O ministro da Defesa, Israel Katz, foi na mesma linha. Ele e a chefia do Exército negaram ter dado qualquer ordem do tipo, mas também determinaram a investigação.
O caso agitou Israel, que ainda celebra o fato de ter tido uma vitória militar sobre o Irã, ainda que tanto a teocracia como seus rivais digam ter saído vencedores. O premiê viu sua aprovação e chances eleitorais subirem em pesquisas. A volta do foco a Gaza renova a pressão sobre Netanyahu, dada a catástrofe em curso.
FOCO EM GAZA PRESSIONA TEL AVIV
Israel atacou o território após o mega-ataque terrorista do Hamas de 7 de outubro de 2023. Ainda há 50 dos 255 reféns tomados pelos palestinos naquele dia em poder do grupo, com 28 deles já declarados mortos.
O Hamas, como governo e organização com poder militar, foi desmantelado, assim com o aliado regional Hezbollah no Líbano o próprio Irã, patrono de ambos, também sofreu forte revés. Mas Netanyahu continuou sua guerra, mesmo sem conseguir resgatar os cativos remanescentes.
Chegou a estabelecer um cessar-fogo com o Hamas na véspera da posse do aliado Donald Trump, em janeiro, mas o arranjo desandou. Seus críticos dizem que ele precisa manter o conflito para reter apoio da direita radical religiosa que sustenta o seu governo e, por ora, vem atrasando seu julgamento por corrupção.
Seja como for, desde então, Tel Aviv faz um bloqueio que organizações internacionais denunciam como uma tentativa de asfixiar a região por meio de fome. Apenas uma entidade privada, a FHG, pode operar lá dentro. A ONU considera sua ação irrisória e imparcial, e, a essa acusação, agora há questão dos massacres de civis esfomeados.
O secretário-geral das Nações Unidas, o português António Guterres, disse nesta sexta que a operação do órgão é “inerentemente insegura” e está “matando pessoas”. “As pessoas estão sendo mortas por tentar alimentar suas famílias. Buscar comida nunca deve ser uma sentença de morte”, afirmou.

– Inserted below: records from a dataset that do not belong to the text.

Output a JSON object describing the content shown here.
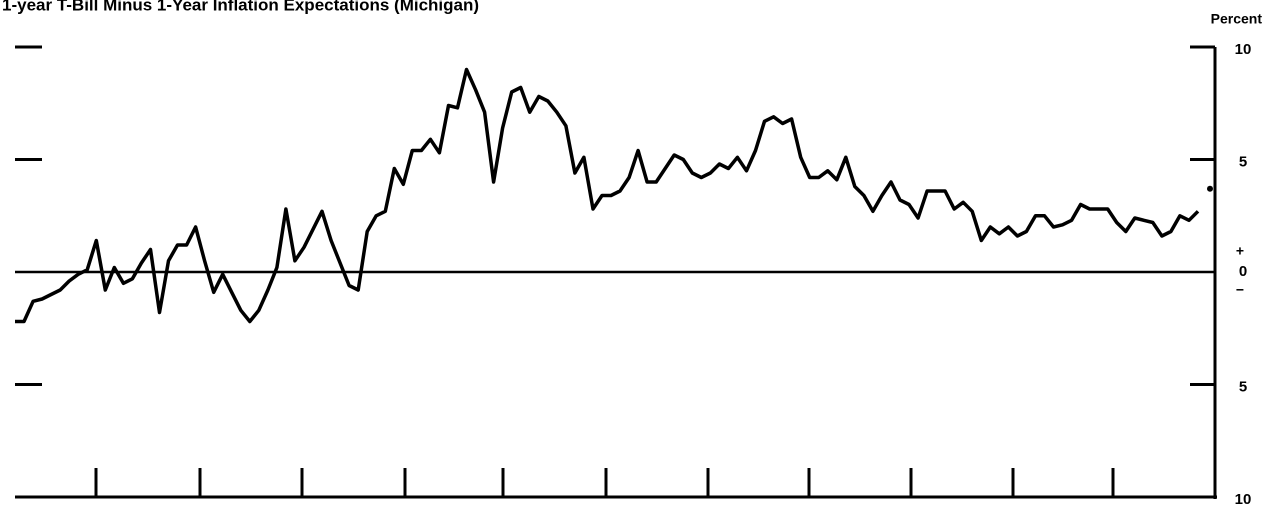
{
  "chart_data": {
    "type": "line",
    "title": "1-year T-Bill Minus 1-Year Inflation Expectations (Michigan)",
    "y_axis_label": "Percent",
    "sign_labels": [
      "+",
      "−"
    ],
    "ylim": [
      -10,
      10
    ],
    "yticks": [
      10,
      5,
      0,
      {
        "value": -5,
        "label": "5"
      },
      {
        "value": -10,
        "label": "10"
      }
    ],
    "color": "#000000",
    "values": [
      -2.2,
      -2.2,
      -1.3,
      -1.2,
      -1.0,
      -0.8,
      -0.4,
      -0.1,
      0.1,
      1.4,
      -0.8,
      0.2,
      -0.5,
      -0.3,
      0.4,
      1.0,
      -1.8,
      0.5,
      1.2,
      1.2,
      2.0,
      0.5,
      -0.9,
      -0.1,
      -0.9,
      -1.7,
      -2.2,
      -1.7,
      -0.8,
      0.2,
      2.8,
      0.5,
      1.1,
      1.9,
      2.7,
      1.4,
      0.4,
      -0.6,
      -0.8,
      1.8,
      2.5,
      2.7,
      4.6,
      3.9,
      5.4,
      5.4,
      5.9,
      5.3,
      7.4,
      7.3,
      9.0,
      8.1,
      7.1,
      4.0,
      6.4,
      8.0,
      8.2,
      7.1,
      7.8,
      7.6,
      7.1,
      6.5,
      4.4,
      5.1,
      2.8,
      3.4,
      3.4,
      3.6,
      4.2,
      5.4,
      4.0,
      4.0,
      4.6,
      5.2,
      5.0,
      4.4,
      4.2,
      4.4,
      4.8,
      4.6,
      5.1,
      4.5,
      5.4,
      6.7,
      6.9,
      6.6,
      6.8,
      5.1,
      4.2,
      4.2,
      4.5,
      4.1,
      5.1,
      3.8,
      3.4,
      2.7,
      3.4,
      4.0,
      3.2,
      3.0,
      2.4,
      3.6,
      3.6,
      3.6,
      2.8,
      3.1,
      2.7,
      1.4,
      2.0,
      1.7,
      2.0,
      1.6,
      1.8,
      2.5,
      2.5,
      2.0,
      2.1,
      2.3,
      3.0,
      2.8,
      2.8,
      2.8,
      2.2,
      1.8,
      2.4,
      2.3,
      2.2,
      1.6,
      1.8,
      2.5,
      2.3,
      2.7
    ],
    "point_value": 3.7
  }
}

A fundação, desconhecida até então, surgiu como fonte quase única de comida quando o bloqueio total de 11 semanas foi levantado por Israel, em 19 de maio. Alguma ajuda da ONU também entrou, mas em menor quantidade.
A entidade nega as acusações. “É uma pena que a ONU continue a promover informação falsa sobre nossas operações”, disse o grupo, em nota. A FHG tem apoio logístico de empresas privadas de segurança americanas, e o governo Trump aprovou uma doação de US$ 30 milhões para ela nesta semana.
TRUMP E NETANYAHU QUEREM PAZ EM SEUS TERMOS
Enquanto o drama se desenrola, Israel e os EUA sem mexem para tentar uma acomodação maior na região após a guerra contra o Irã. Na segunda, uma comitiva israelense irá à Casa Branca para debater os termos.
Tanto Netanyahu quanto o negociador-chefe de Trump, Steve Witkoff, deram declarações vagas dizendo que uma nova arquitetura de paz regional está prestes a emergir dos conflitos, dando sequência aos Acordos de Abraão nome que remete à figura comum na história do judaísmo, cristianismo e islamismo.
Firmados no primeiro governo do republicanos, eles selaram a paz entre Israel e diversos adversários, do Marrocos aos Emirados Árabes Unidos. O 7 de Outubro interrompeu a joia da coroa do processo, um tratado com a Arábia Saudita, adversária regional do Irã.
Segundo relatos na mídia israelense, o governo Netanyahu quer avançar com isso agora, aproveitando a fragilidade de Teerã e a demonstração de força de Tel Aviv e Washington, e sonha em ver não só os sauditas, mas a vizinha Síria no pacote.
Governada por uma família anti-Israel por meio século até o ano passado, a Síria era o centro logístico do Irã na região.
Agora, tem no poder uma frágil aliança de rebeldes islâmicos surgidos de nada menos que a rede terrorista Al Qaeda, mas que vendem moderação para se relacionar com o Ocidente Netanyahu mesmo operou de outra forma, ocupando faixas no sul do país para ter profundidade estratégica e poder de barganha.